The correspondence pertained to, among other important things, placing on record 20 negatives of the photographs taken on the spot where the body of Irfan with 28 stab wounds was found on March 13, 1999, as evidence, after the same had supposedly gone missing from the police records.

The trial court had, however, continued to insist on the production of the photographs.

A copy of the correspondence of Senior Additional Public Prosecutor (APP) A. K. Pandey with Joint Commissioner of Police, DCP East, SHO Kalyanpuri, available with The Tribune indicated that the police officials responsible to produce the negatives and assisting the Public Prosecutor (PP) were not cooperating with him. With regard to the negatives, the blame was being put on each other by the junior-level officers.

The correspondence reflected how the PP was not getting cooperation from investigating officer or his team in the proper conduct of the trial and instead he was accused of “rude and demoralising behaviour” with witnesses in the court.
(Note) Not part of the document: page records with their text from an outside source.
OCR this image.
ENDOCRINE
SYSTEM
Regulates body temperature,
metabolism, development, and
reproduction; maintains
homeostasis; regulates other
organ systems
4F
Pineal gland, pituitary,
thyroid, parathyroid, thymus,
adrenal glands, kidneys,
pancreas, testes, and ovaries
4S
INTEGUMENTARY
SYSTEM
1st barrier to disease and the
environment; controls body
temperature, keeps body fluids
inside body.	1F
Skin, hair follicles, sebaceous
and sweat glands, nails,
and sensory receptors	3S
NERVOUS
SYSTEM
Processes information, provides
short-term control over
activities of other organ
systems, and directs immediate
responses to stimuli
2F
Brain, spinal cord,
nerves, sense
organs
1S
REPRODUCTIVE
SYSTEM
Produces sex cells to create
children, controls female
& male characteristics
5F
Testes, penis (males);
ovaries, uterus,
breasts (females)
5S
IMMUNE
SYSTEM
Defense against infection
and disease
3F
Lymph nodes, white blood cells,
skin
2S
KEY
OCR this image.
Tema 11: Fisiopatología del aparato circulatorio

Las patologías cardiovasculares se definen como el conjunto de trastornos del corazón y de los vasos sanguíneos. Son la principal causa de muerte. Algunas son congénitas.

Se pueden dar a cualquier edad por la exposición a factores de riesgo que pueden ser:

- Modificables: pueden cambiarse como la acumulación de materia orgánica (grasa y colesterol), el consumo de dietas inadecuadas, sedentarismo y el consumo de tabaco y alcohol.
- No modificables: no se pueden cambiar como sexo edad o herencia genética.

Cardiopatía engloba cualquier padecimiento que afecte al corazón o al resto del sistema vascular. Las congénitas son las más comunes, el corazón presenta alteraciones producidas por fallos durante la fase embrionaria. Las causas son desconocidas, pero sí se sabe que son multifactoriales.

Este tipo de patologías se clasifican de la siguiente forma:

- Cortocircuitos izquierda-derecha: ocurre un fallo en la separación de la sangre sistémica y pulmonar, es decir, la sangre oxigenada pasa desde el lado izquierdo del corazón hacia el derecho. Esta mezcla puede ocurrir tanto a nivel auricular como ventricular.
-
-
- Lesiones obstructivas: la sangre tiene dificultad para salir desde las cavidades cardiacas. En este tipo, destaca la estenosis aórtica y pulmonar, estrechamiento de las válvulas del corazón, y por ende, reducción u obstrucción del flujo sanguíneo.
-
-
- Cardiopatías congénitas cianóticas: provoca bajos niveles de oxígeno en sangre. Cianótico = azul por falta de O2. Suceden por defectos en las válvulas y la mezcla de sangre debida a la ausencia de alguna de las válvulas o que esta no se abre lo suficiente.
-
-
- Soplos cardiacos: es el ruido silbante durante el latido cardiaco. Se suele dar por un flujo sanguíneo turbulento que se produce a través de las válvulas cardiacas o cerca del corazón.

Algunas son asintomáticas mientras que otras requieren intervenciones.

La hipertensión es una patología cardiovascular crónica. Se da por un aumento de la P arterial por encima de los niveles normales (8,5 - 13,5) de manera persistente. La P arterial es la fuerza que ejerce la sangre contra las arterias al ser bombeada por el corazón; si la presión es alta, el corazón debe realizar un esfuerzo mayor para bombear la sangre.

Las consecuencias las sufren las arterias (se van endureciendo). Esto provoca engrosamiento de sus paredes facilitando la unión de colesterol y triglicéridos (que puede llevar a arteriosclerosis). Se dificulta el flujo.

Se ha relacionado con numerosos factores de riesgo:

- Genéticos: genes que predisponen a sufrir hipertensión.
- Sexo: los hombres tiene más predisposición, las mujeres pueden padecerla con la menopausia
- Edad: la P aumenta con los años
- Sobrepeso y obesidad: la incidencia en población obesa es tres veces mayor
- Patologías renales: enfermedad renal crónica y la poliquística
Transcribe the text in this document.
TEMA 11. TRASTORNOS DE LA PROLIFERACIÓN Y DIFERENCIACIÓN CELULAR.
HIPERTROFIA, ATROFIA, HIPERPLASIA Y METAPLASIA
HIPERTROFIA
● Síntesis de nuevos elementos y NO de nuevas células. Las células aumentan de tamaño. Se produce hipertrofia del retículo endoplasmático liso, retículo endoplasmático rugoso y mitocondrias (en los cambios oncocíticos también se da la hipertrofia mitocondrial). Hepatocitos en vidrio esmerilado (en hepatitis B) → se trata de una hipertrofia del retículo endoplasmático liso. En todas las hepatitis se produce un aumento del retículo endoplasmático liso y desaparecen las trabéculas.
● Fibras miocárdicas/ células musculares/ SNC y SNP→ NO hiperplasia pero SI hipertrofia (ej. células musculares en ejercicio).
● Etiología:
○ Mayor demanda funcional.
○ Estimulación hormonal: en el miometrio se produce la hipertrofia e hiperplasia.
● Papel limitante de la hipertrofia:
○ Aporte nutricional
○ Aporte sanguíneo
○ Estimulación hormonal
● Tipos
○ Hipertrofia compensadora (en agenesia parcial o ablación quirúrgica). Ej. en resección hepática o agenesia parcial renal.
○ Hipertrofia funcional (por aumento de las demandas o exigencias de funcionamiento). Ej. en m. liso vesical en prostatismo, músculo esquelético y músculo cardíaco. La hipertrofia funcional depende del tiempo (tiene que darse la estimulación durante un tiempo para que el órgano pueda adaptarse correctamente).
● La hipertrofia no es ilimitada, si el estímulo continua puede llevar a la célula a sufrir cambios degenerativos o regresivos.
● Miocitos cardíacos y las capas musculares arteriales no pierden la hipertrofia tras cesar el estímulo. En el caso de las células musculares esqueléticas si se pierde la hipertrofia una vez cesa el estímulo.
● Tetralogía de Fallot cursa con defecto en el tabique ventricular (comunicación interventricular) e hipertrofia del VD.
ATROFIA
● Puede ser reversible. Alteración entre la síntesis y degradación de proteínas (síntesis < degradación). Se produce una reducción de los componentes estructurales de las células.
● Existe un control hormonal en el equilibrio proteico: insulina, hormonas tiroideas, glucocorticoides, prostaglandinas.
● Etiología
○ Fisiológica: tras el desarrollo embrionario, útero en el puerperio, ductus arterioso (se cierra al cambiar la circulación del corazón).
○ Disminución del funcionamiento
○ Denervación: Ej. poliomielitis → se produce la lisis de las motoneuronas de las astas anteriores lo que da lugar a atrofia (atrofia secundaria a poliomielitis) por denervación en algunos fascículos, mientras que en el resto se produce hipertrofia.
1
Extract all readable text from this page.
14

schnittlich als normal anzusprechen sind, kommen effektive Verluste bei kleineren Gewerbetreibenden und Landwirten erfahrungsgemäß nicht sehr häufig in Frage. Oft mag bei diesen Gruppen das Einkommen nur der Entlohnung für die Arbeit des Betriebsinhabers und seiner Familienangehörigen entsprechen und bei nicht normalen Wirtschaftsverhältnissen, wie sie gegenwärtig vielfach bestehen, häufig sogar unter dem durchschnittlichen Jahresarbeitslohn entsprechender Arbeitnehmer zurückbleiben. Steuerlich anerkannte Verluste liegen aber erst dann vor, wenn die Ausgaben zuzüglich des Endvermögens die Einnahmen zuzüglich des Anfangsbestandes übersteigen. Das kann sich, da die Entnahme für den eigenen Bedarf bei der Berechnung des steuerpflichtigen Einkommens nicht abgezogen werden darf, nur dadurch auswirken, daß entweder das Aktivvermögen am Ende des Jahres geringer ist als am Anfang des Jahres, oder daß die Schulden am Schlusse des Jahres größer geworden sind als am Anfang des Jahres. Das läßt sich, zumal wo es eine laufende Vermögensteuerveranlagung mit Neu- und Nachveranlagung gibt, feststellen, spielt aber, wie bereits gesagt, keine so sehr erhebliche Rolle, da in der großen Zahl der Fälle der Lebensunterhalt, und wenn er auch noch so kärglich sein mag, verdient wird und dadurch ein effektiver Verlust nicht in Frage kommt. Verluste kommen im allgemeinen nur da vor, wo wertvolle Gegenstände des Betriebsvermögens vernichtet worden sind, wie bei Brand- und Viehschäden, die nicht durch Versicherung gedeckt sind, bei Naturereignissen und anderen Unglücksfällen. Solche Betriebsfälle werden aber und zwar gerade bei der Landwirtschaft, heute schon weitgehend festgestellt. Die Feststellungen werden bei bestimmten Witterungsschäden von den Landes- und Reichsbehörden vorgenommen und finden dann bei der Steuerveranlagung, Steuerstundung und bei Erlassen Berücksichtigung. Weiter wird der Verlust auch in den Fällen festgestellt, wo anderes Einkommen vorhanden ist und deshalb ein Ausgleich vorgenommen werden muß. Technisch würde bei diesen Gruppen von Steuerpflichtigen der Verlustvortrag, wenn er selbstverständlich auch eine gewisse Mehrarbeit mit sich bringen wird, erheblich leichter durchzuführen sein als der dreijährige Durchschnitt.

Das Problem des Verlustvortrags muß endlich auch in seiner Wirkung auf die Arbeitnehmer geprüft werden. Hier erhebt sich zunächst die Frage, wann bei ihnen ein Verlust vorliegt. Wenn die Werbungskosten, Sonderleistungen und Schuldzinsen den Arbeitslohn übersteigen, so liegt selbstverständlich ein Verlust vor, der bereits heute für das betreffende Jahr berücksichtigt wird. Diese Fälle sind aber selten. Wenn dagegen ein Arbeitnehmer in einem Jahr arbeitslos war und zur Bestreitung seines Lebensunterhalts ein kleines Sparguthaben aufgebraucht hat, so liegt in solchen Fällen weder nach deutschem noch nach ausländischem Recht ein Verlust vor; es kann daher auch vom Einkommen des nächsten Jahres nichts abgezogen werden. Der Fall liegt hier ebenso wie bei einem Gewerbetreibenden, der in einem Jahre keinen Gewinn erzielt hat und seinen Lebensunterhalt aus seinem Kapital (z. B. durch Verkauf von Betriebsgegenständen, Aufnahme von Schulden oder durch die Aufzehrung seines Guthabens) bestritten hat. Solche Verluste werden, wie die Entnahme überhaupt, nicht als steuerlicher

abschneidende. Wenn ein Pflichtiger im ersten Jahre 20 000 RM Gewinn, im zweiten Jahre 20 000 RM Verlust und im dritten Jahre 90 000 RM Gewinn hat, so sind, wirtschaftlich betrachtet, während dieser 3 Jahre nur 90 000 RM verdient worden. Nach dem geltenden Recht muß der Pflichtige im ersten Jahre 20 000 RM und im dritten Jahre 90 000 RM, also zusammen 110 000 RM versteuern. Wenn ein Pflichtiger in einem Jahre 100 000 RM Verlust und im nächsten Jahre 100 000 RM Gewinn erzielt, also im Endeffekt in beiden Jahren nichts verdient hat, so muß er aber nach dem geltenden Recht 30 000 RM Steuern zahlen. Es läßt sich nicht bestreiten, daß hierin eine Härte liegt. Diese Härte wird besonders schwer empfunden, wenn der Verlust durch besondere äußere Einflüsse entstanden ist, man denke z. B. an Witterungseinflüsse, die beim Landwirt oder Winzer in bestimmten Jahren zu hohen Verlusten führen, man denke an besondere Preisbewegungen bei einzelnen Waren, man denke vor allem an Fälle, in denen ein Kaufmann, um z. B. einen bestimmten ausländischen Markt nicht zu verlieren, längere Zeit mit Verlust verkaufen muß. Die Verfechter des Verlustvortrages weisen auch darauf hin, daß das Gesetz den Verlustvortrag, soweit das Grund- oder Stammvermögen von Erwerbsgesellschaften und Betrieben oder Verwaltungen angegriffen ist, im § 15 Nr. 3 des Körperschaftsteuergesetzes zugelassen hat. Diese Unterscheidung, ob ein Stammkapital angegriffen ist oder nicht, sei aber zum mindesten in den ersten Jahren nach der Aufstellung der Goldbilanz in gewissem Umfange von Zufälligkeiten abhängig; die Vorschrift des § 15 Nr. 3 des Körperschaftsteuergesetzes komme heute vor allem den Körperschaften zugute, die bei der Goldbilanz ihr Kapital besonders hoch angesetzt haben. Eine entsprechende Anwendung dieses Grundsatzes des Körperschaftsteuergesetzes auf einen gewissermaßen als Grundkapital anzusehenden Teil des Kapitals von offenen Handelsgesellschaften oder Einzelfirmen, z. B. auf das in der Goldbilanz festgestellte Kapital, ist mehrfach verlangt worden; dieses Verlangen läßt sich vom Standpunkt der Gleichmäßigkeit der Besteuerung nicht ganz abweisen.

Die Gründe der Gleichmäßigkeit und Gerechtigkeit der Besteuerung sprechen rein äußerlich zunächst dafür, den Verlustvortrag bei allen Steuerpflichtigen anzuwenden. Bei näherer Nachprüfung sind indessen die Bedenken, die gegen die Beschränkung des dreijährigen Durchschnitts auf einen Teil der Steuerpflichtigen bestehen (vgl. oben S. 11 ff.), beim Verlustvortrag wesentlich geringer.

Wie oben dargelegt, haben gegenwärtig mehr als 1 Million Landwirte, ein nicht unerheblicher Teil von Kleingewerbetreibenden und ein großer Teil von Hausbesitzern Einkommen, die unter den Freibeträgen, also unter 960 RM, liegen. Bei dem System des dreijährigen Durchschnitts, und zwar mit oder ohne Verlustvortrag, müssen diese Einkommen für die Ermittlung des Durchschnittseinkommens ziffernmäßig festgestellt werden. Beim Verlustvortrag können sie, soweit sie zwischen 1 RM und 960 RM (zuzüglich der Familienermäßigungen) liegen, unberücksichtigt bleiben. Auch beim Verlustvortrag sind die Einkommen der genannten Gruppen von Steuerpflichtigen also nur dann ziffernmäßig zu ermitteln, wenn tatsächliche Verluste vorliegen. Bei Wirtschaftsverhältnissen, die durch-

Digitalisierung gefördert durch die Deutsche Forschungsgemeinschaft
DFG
APP Pandey, in his letter of January 30, 2003, to the Principal Secretary, had explained that the complaint against the PP about his alleged “rude behaviour” with witnesses by the IO to the Legal Cell, was nothing but an attempt to “misguide the administration with the sole aim of getting a forthright prosecutor transferred from the case for no fault of his… and the allegation was meant to save his (IO’s) own skin”.

Pandey had detailed how witnesses had been turning hostile, including Head Constable Hukam Chand and Constable Dev Dutt. “Constable Dev Dutt deliberately became hostile by substituting/replacing the name of one accused which was important for prosecution and for this reason he was cross-examined by the PP,” Pandey pointed out.

He had told the Home Secretary in uncertain terms that the police was “trying to remove” the PP and simply wanted that he should not put cross-questions that might prove fatal for them (police) in future. They wanted that he should confront only earlier statements of the witnesses and finish the case, he alleged.

Such a stand of the police was “totally against the prosecution and state’s interest and also against the legal ethics,” the letter said.

It also did not rule out the “complicity” of Naib Court (an official of the court) attached to the trial judge in making the police witnesses hostile and reminded the Principal Secretary that this matter was brought to his notice earlier.

The APP had put a poser to the Principal Secretary: “Was not every body in league to acquit the accused?”